Quem tem medo da EDP?

A EDP não é a PT, nem é o BES, mas ela foi um pilar dos anos socráticos, e o seu valor cresceu enormemente graças à febre das renováveis.

Uma verdadeira direita liberal tem o dever de combater todas as corporações: sejam do marxista Mário Nogueira, sejam do capitalista António Mexia. Os contribuintes portugueses são sugados de muitas e muito criativas formas, e é simplesmente estúpido andar em 2017 a fumigar a pátria com a retórica de 1917. Nas sociedades democráticas onde a classe média é dominante, o combate mais importante não é entre ricos e pobres, e muito menos entre burguesia e proletariado, mas entre cidadãos livres e as inúmeras corporações e clientelas que desviam os recursos do país, colocando em cima do cidadão comum uma canga de dívida e burocracia que lhe retira a liberdade para perseguir os seus sonhos e a sua felicidade.

A EDP não é a PT, nem é o BES, mas ela foi um pilar dos anos socráticos, e o seu valor cresceu enormemente graças à febre das renováveis. Essas contas nunca foram compreendidas pelos portugueses, e sobre a EDP está ainda muito longe de ter recaído o mesmo nível de reprovação que se abateu sobre a PT e sobre o BES — muito possivelmente por a EDP continuar a deter um enorme poder financeiro, económico e político. O facto de se ter transformado na cash cow das privatizações pós-troika também ajudou, e muito: em 2011 e 2012, o país precisava desesperadamente de dinheiro, e a dupla Passos Coelho/Vítor Gaspar preferiu embolsar 2,7 mil milhões de euros no imediato a desconstruir a lógica rentista que preside a boa parte dos negócios da eléctrica nacional. Por esse lado, eu compreendo certas irritações dos actuais accionistas da EDP e dos seus representantes portugueses: houve muita gente que fez um investimento gigantesco com base em determinados níveis de rentabilidade, e mudá-los a posteriori seria fazer batota com compromissos assumidos pelo Estado.
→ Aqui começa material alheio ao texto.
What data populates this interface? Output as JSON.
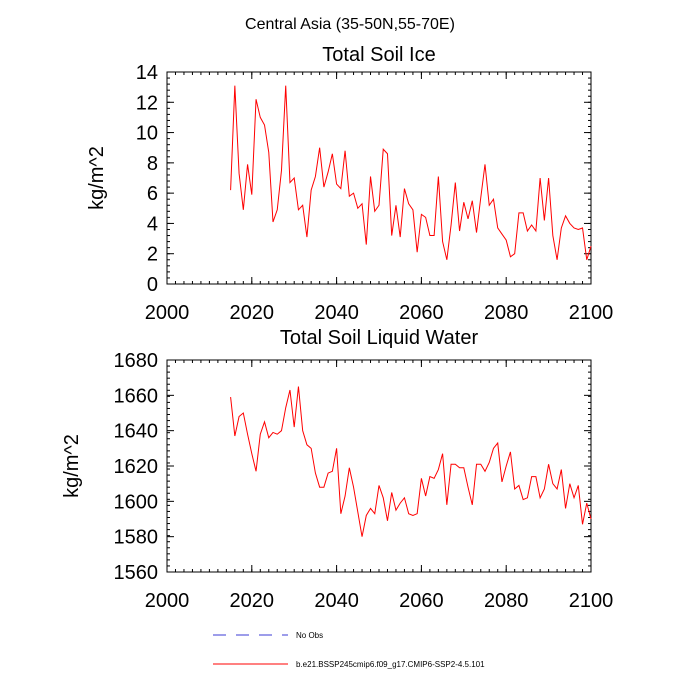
{
  "figure_title": "Central Asia (35-50N,55-70E)",
  "colors": {
    "model": "#ff0000",
    "obs": "#3b3bd6",
    "axis": "#000000"
  },
  "legend": {
    "obs_label": "No Obs",
    "model_label": "b.e21.BSSP245cmip6.f09_g17.CMIP6-SSP2-4.5.101"
  },
  "chart_data": [
    {
      "type": "line",
      "title": "Total Soil Ice",
      "xlabel": "",
      "ylabel": "kg/m^2",
      "xlim": [
        2000,
        2100
      ],
      "ylim": [
        0,
        14
      ],
      "xticks": [
        2000,
        2020,
        2040,
        2060,
        2080,
        2100
      ],
      "xtick_labels": [
        "2000",
        "2020",
        "2040",
        "2060",
        "2080",
        "2100"
      ],
      "yticks": [
        0,
        2,
        4,
        6,
        8,
        10,
        12,
        14
      ],
      "ytick_labels": [
        "0",
        "2",
        "4",
        "6",
        "8",
        "10",
        "12",
        "14"
      ],
      "series": [
        {
          "name": "b.e21.BSSP245cmip6.f09_g17.CMIP6-SSP2-4.5.101",
          "x_start": 2015,
          "values": [
            6.2,
            13.1,
            7.3,
            4.9,
            7.9,
            5.9,
            12.2,
            11.0,
            10.5,
            8.7,
            4.1,
            4.9,
            7.5,
            13.1,
            6.7,
            7.0,
            4.9,
            5.2,
            3.1,
            6.2,
            7.1,
            9.0,
            6.4,
            7.4,
            8.6,
            6.6,
            6.3,
            8.8,
            5.8,
            6.0,
            5.0,
            5.3,
            2.6,
            7.1,
            4.8,
            5.2,
            8.9,
            8.6,
            3.2,
            5.2,
            3.1,
            6.3,
            5.3,
            4.9,
            2.1,
            4.6,
            4.4,
            3.2,
            3.2,
            7.1,
            2.8,
            1.6,
            3.9,
            6.7,
            3.5,
            5.4,
            4.3,
            5.5,
            3.4,
            5.7,
            7.9,
            5.2,
            5.6,
            3.7,
            3.3,
            2.9,
            1.8,
            2.0,
            4.7,
            4.7,
            3.5,
            3.9,
            3.5,
            7.0,
            4.2,
            7.0,
            3.2,
            1.6,
            3.7,
            4.5,
            4.0,
            3.7,
            3.6,
            3.7,
            1.6,
            2.5
          ]
        }
      ]
    },
    {
      "type": "line",
      "title": "Total Soil Liquid Water",
      "xlabel": "",
      "ylabel": "kg/m^2",
      "xlim": [
        2000,
        2100
      ],
      "ylim": [
        1560,
        1680
      ],
      "xticks": [
        2000,
        2020,
        2040,
        2060,
        2080,
        2100
      ],
      "xtick_labels": [
        "2000",
        "2020",
        "2040",
        "2060",
        "2080",
        "2100"
      ],
      "yticks": [
        1560,
        1580,
        1600,
        1620,
        1640,
        1660,
        1680
      ],
      "ytick_labels": [
        "1560",
        "1580",
        "1600",
        "1620",
        "1640",
        "1660",
        "1680"
      ],
      "series": [
        {
          "name": "b.e21.BSSP245cmip6.f09_g17.CMIP6-SSP2-4.5.101",
          "x_start": 2015,
          "values": [
            1659,
            1637,
            1648,
            1650,
            1638,
            1627,
            1617,
            1638,
            1645,
            1636,
            1639,
            1638,
            1640,
            1653,
            1663,
            1642,
            1665,
            1640,
            1632,
            1630,
            1616,
            1608,
            1608,
            1616,
            1617,
            1630,
            1593,
            1603,
            1619,
            1608,
            1594,
            1580,
            1592,
            1596,
            1593,
            1609,
            1602,
            1589,
            1605,
            1595,
            1599,
            1602,
            1593,
            1592,
            1593,
            1613,
            1603,
            1614,
            1613,
            1618,
            1627,
            1598,
            1621,
            1621,
            1619,
            1619,
            1608,
            1598,
            1621,
            1621,
            1617,
            1622,
            1630,
            1633,
            1611,
            1620,
            1628,
            1607,
            1609,
            1601,
            1602,
            1614,
            1614,
            1602,
            1607,
            1621,
            1610,
            1607,
            1618,
            1596,
            1610,
            1602,
            1609,
            1587,
            1599,
            1590
          ]
        }
      ]
    }
  ]
}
É verdade. Mas, neste ponto, eu coloco a minha mão direita em cima do ombro da extrema-esquerda — “batota”, se quisermos, é também o que os governos fazem quando congelam carreiras, quando criam “contribuições solidárias”, quando as PPP rodoviárias sufocam a economia e levam empresas à falência. Se os sucessivos governos podem fazer “batota” connosco, por que não com a EDP, com a Galp ou com a REN? Ninguém me apanhará a criticar o descongelamento dos nove anos de carreira dos professores e depois a aplaudir o congelamento para toda a eternidade das rendas da EDP — o clientelismo e o corporativismo estão em ambos os lados: na Fenprof e na EDP Renováveis. Tal como ninguém me apanhará a defender os privilégios de empresas semi-monopolistas, que devem o seu sucesso a um antiquíssimo concubinato com o Estado, como se estivéssemos a proteger a iniciativa privada e o mercado aberto.

Pior: um dos grandes problemas de o país não ter ainda parado para pensar seriamente no significado de ter um ex-primeiro-ministro acusado de um nível gigantesco de corrupção reflecte-se também aqui, nos privilégios e nas rendas da EDP. Depois de tudo o que sabemos sobre o BES, sobre a PT, sobre o Grupo Lena, sobre o TGV ou sobre o percurso de Manuel Pinho na Universidade de Columbia, não me parece razoável pôr as mãos no fogo por qualquer grande contrato assinado pelo Estado com um privado, e muito menos pelos negócios chorudos da EDP Renováveis — empresa que, recorde-se, foi criada em 2007. A postura do próprio Governo deveria ser esta: duvidar de qualquer papel assinado por José Sócrates entre 2005 e 2011. A bem do regime e da democracia, já era hora de começarmos a conversar a sério sobre este assunto.